This is the mental model that makes everything else click:

KEDA is the signal (“we need more pods”). Karpenter is the muscle (“here are the nodes to run them”).

Below is the complete end‑to‑end flow, including timings from real benchmark runs.

Spot Interruption Handling

Spot interruptions are handled cleanly:

  • AWS sends a 2‑minute warning to an SQS queue
  • Karpenter listens to that queue
  • When a termination notice arrives:
    • Karpenter cordons the node
    • Drains all pods
    • Schedules replacements on other nodes
    • Terminates the instance gracefully

This ensures:

  • GPU jobs in flight when the notice arrives have up to 2 minutes to complete*
  • Pods are drained gracefully before the instance terminates
  • Replacements are scheduled on other nodes before termination

Spot-first is safe because the architecture is interruption-aware.

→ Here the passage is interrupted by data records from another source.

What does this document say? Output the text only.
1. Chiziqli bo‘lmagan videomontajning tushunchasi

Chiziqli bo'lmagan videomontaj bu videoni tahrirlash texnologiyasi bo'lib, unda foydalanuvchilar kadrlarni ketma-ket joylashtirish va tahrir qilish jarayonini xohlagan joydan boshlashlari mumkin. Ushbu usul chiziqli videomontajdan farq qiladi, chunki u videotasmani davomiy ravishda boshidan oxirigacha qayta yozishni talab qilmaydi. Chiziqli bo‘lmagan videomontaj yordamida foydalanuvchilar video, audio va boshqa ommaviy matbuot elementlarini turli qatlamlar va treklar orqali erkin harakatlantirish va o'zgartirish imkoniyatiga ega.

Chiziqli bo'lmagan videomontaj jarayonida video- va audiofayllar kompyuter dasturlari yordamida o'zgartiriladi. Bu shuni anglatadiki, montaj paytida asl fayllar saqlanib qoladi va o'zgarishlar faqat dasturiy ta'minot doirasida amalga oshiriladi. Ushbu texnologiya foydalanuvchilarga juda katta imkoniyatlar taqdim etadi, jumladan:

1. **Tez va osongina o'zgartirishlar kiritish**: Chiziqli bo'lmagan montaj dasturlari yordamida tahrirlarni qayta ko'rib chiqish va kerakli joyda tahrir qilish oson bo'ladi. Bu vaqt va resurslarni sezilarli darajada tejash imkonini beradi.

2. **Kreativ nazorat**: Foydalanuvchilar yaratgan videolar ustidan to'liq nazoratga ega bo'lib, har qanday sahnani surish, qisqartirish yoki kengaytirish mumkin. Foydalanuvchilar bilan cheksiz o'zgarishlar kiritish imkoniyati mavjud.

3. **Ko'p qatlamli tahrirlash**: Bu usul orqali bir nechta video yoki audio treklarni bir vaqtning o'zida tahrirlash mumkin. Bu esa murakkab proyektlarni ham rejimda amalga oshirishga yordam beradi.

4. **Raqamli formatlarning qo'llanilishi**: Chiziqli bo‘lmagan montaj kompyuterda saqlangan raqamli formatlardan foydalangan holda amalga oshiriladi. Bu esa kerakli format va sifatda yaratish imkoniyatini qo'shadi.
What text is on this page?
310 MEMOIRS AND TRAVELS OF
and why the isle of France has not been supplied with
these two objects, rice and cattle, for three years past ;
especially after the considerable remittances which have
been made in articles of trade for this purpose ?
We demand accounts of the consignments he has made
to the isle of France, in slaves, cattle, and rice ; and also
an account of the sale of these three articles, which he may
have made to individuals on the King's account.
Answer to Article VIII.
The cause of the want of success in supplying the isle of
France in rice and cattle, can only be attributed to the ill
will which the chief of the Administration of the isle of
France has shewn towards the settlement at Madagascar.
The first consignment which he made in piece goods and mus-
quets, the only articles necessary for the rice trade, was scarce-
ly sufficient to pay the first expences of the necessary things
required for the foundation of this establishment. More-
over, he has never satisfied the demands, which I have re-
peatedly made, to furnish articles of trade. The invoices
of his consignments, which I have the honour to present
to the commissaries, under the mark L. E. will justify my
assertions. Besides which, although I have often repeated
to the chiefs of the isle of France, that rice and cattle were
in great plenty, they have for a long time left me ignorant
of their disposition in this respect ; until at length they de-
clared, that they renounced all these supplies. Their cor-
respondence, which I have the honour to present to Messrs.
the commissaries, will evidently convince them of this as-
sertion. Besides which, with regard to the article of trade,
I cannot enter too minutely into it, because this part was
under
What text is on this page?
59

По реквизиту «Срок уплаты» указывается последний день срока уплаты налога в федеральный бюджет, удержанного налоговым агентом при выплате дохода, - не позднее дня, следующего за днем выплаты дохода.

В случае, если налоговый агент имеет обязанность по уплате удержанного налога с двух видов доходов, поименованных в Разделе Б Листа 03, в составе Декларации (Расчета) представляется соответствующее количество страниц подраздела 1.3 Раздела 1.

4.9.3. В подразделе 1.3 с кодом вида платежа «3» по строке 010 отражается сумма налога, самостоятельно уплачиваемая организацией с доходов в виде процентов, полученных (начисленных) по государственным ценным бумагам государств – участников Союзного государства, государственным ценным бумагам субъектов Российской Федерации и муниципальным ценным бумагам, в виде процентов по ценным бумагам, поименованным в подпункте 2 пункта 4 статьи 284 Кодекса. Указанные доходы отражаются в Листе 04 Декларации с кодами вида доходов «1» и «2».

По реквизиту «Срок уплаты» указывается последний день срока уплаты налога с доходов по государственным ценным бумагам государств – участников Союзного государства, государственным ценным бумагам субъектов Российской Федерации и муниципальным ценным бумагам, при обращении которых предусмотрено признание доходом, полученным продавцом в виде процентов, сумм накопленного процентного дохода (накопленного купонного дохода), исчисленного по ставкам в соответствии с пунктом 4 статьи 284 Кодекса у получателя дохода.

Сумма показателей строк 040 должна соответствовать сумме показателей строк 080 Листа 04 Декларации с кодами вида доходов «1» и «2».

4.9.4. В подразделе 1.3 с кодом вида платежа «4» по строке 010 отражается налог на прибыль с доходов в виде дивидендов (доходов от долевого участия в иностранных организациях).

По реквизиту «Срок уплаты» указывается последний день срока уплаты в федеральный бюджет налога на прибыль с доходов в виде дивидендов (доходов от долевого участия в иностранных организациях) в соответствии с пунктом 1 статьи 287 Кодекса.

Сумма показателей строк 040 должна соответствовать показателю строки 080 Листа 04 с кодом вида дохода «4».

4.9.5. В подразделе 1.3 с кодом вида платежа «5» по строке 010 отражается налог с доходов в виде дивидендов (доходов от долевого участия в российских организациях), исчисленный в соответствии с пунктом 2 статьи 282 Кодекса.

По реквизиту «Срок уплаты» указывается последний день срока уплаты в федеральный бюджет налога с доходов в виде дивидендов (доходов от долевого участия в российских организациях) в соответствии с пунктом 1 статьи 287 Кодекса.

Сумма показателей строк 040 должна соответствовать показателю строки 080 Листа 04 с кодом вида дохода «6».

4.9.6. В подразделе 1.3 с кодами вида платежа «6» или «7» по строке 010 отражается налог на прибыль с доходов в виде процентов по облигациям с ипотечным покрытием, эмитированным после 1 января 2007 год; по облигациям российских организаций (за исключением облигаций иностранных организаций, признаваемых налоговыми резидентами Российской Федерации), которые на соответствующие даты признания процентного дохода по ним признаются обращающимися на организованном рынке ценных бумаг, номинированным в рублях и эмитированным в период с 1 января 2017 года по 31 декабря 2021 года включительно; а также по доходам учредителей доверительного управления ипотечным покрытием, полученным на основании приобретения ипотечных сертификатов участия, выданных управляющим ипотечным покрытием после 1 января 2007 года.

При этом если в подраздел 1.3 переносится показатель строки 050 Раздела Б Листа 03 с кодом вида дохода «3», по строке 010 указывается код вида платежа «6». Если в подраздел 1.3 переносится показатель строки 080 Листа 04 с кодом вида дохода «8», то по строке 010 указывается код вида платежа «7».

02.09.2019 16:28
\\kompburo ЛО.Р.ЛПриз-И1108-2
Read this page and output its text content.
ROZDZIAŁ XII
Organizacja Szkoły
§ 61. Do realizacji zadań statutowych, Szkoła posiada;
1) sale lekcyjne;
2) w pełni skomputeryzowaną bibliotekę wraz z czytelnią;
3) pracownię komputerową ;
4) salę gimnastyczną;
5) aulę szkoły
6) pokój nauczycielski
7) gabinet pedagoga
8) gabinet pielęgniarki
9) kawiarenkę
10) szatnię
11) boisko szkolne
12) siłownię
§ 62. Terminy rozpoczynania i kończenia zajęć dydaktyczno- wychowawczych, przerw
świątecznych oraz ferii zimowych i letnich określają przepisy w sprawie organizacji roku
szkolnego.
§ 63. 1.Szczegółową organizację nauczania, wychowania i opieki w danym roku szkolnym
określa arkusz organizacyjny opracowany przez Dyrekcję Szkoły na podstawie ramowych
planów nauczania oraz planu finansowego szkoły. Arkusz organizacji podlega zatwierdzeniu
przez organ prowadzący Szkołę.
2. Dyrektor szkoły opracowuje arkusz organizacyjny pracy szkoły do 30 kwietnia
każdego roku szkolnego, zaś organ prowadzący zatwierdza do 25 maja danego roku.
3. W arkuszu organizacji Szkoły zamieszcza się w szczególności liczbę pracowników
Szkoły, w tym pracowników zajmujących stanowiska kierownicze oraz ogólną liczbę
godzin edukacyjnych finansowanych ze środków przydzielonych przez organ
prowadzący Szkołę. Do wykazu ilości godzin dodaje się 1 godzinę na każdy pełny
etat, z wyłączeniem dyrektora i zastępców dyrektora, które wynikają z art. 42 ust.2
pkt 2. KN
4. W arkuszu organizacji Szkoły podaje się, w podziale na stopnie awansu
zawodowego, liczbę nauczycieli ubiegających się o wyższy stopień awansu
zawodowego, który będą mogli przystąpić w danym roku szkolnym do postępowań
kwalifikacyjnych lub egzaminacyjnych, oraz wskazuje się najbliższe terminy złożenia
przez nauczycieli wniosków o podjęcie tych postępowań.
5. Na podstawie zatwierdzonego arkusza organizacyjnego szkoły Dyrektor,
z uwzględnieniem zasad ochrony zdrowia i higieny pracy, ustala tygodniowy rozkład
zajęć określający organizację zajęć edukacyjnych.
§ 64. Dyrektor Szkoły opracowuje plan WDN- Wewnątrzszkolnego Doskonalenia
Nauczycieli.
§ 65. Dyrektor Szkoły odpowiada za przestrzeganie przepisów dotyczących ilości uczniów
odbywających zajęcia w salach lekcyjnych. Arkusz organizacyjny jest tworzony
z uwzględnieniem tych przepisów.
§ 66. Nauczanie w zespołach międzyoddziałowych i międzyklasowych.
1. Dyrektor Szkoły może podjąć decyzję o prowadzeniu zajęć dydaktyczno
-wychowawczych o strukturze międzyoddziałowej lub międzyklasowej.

*The deployment sets terminationGracePeriodSeconds: 120, matching AWS’s 2-minute spot interruption notice, this gives the pod the full window to finish in-flight work before Kubernetes hard-kills it. Whether jobs are actually preserved depends on the inference server handling SIGTERM: it needs to stop accepting new requests and wait for in-flight work to complete. The stub doesn’t implement this (it’s not a real inference server). For production workloads, add a SIGTERM handler or a preStop hook to drain the queue.

Timings (Cold vs Warm)

From real benchmark runs on g4dn.xlarge spot, eu-west-2:

  • Node Ready: 37s cold → 3s warm
  • Pods Serving: 84s cold → 7s warm
  • Scale-to-zero: 285–307s (matches KEDA cooldown)

Cold starts break down into two phases:

  1. EC2 launch (~37s) – the unavoidable floor: AWS booting a GPU instance, AL2023 initialising, and the NVIDIA device plugin advertising nvidia.com/gpu
  2. Image pull (~47s) – even a 130 MB stub image takes ~47s pulled directly from ECR on a cold node; for real inference images (8–40 GB) this phase dominates

The warm start eliminates both. The GPU node is already running, no provisioning needed. Dragonfly has already seeded the P2P cache from the cold pull, so the ECR registry isn’t contacted again; layers are served peer-to-peer in under a second.

Dragonfly is the difference between:

  • 47s ECR pull – cold node, image fetched directly from ECR
  • <5s P2P delivery – image served from Dragonfly peer cache; ECR is never contacted

In production, “warm” is a deliberate choice: setting consolidateAfter: 2h on the GPU NodePool keeps nodes alive between traffic peaks, preserving both the warm node and the Dragonfly cache. In dev, consolidation is 3 minutes, so the warm state is transient.

Why This Lifecycle Matters

This lifecycle is the backbone of the entire architecture. It explains why:

  • KEDA and Karpenter complement each other
  • Dragonfly is mandatory for large images
  • GPU nodes can scale to zero safely
  • Cold starts are predictable
  • Warm starts are extremely fast
  • Spot-first provisioning is viable
  • GitOps remains stable even under churn

Once you understand this flow, the rest of the architecture becomes intuitive.

Key Design Decisions

These are the decisions that determine whether your GPU autoscaling architecture will be fast, predictable, and cost‑efficient or painful, flaky, and expensive.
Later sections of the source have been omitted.